Wounded civic pride is part of the motivation. The Empowerment Temple, a big West Baltimore church, responded to Monday’s unrest by offering training in nonviolence.

“We need to show the world what Baltimore is really like,” said the church’s minister, the Rev. Jamal Bryant. “It’s not the violence you saw out there on the streets.”

Part of the goal is political. On Wednesday, at orderly rallies and marches, many people tried to shift public attention away from the rioting and back to calls to change the city’s Police Department — with its history of aggressive and sometimes brutal policies — and find justice for the death of Mr. Gray, 25, whose spine was nearly severed after he ran from the police and was arrested.

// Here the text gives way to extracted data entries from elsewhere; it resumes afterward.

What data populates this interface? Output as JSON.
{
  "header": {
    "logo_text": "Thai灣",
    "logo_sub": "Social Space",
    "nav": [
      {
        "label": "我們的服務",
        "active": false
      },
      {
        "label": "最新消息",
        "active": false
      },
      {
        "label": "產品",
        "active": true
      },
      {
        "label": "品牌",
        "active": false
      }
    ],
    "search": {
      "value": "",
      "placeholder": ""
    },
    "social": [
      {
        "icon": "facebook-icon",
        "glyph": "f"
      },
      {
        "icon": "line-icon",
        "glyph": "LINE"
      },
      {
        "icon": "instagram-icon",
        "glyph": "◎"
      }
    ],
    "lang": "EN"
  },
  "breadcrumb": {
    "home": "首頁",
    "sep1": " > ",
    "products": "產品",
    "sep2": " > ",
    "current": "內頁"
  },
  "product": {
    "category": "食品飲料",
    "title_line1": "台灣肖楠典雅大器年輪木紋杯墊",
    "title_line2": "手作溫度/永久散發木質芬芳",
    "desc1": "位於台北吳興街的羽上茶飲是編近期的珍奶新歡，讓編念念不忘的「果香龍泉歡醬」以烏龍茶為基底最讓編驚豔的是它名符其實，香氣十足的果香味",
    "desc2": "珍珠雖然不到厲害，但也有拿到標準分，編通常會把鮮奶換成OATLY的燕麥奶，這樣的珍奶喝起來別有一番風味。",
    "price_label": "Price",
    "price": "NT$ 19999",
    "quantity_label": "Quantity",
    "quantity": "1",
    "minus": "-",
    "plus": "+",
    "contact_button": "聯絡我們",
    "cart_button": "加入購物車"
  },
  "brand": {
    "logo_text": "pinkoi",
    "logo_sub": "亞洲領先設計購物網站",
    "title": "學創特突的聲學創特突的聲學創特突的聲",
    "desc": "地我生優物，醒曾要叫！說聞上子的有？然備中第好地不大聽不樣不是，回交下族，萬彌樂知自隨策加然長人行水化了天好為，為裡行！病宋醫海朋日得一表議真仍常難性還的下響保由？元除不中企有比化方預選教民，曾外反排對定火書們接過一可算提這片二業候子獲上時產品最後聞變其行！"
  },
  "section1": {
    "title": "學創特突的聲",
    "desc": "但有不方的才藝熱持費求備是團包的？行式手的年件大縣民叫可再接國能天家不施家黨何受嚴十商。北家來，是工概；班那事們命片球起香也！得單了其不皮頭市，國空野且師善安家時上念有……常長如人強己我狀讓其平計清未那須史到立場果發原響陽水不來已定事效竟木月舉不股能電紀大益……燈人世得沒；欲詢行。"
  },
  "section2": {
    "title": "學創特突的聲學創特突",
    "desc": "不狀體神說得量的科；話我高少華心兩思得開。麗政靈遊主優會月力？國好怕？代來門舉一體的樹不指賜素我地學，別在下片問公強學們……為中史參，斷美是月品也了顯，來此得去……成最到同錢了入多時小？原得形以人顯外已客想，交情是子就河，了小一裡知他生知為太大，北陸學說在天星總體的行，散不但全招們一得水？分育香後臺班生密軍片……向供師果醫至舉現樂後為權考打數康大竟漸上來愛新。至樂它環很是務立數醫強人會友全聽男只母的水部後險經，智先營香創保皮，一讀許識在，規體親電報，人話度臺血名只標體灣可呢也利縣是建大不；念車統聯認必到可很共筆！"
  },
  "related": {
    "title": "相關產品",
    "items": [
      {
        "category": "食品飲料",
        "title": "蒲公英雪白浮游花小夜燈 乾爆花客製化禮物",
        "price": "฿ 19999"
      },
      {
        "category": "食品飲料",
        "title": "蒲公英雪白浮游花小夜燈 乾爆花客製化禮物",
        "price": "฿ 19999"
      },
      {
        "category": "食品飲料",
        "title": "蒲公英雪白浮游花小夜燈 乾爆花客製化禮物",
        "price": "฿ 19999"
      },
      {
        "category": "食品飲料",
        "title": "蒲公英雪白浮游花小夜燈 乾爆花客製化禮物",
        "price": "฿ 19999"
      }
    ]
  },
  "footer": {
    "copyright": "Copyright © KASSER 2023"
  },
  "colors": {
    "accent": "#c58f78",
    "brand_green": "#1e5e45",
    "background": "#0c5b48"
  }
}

About 50 people rallied at midday outside the offices of local prosecutors who are investigating police responsibility for the death of Mr. Gray. Later, hundreds of college students and others marched to City Hall, again trying to return public attention to police abuse of black men.

The Rev. Delman Coates, who addressed the midday crowd, said his intent was not to protest, exactly, but to help Marilyn Mosby, the city’s recently elected top prosecutor, do her job.

“She campaigned on a platform of dealing with the very deep-seated problems around police accountability,” said Dr. Coates, whose church is in Clinton, Md. “We need all hands on deck to address this problem.”

Baltimore’s self-appointed peacekeepers were not successful in the initial hours of unrest, when rioters looted stores, burned buildings and injured more than a dozen police officers, some of them seriously. But in the following days, they were more effective in restraining violence than clergy members and civil rights leaders in Ferguson, who had troubles cohering in the first few days and struggled to calm violent demonstrators.

At Bethel A.M.E. Church on Tuesday, teachers from both public and private schools served sandwiches and cookies to kids who had missed lunch at school. Amber Johnson, a teacher at Patterson Park Public Charter School, talked to children aged seven to 15 about Mr. Gray’s death, the rioting and how they felt about it all. She and other volunteers quizzed them, too, asking the number of states and who is president of the United States. (“Taylor Swift?” ventured one young pupil.)

But in a city abuzz with public speeches, meetings and demonstrations, perhaps nothing was more surprising than the outreach to gangs, and some gang members’ positive response. Gang fights accounted for some of violence in a city that recorded 211 homicides last year. Gangs run some of the thriving drug trade, and the Black Guerrilla Family was accused by prosecutors of a virtual takeover of the city’s jail, leading to corruption charges against many correctional officers. And earlier this week, the police warned that the Crips and Bloods were uniting to plan attacks on officers, though members of both gangs have denied any such plans.

That history warranted skepticism about a lasting turnaround by gang members, and there was plenty. But ministers who were involved in the discussions said the turmoil offers an opening that should not go to waste.

The Rev. Duane Simmons, of Simmons Memorial Baptist Church, sent church members to the CVS drugstore that had been burned on Monday night to collect gang members hanging around the area. He wanted to get angry young men away from the large police presence, and also start a discussion.

Crips in red bandannas and Bloods in blue sat in Mr. Simmons’s office and discussed their frustrations and possible solutions.

A Crip named Eric, who asked that his last name not be used, said some members of the three major gangs have become disillusioned with the violence and want to find more productive activities. “Police still blame us for stuff that we did in the past,” he said. “But that’s not where we’re at right now. We’re trying to be about peace.”

Mr. Savage, the preacher and former gang member, said that the discussions are a promising start. He said he had heard other ministers speak in recent days of a “disconnect” with gang members. That was an understatement, he said.

“There is no disconnect,” he said, “because there never was a connection.”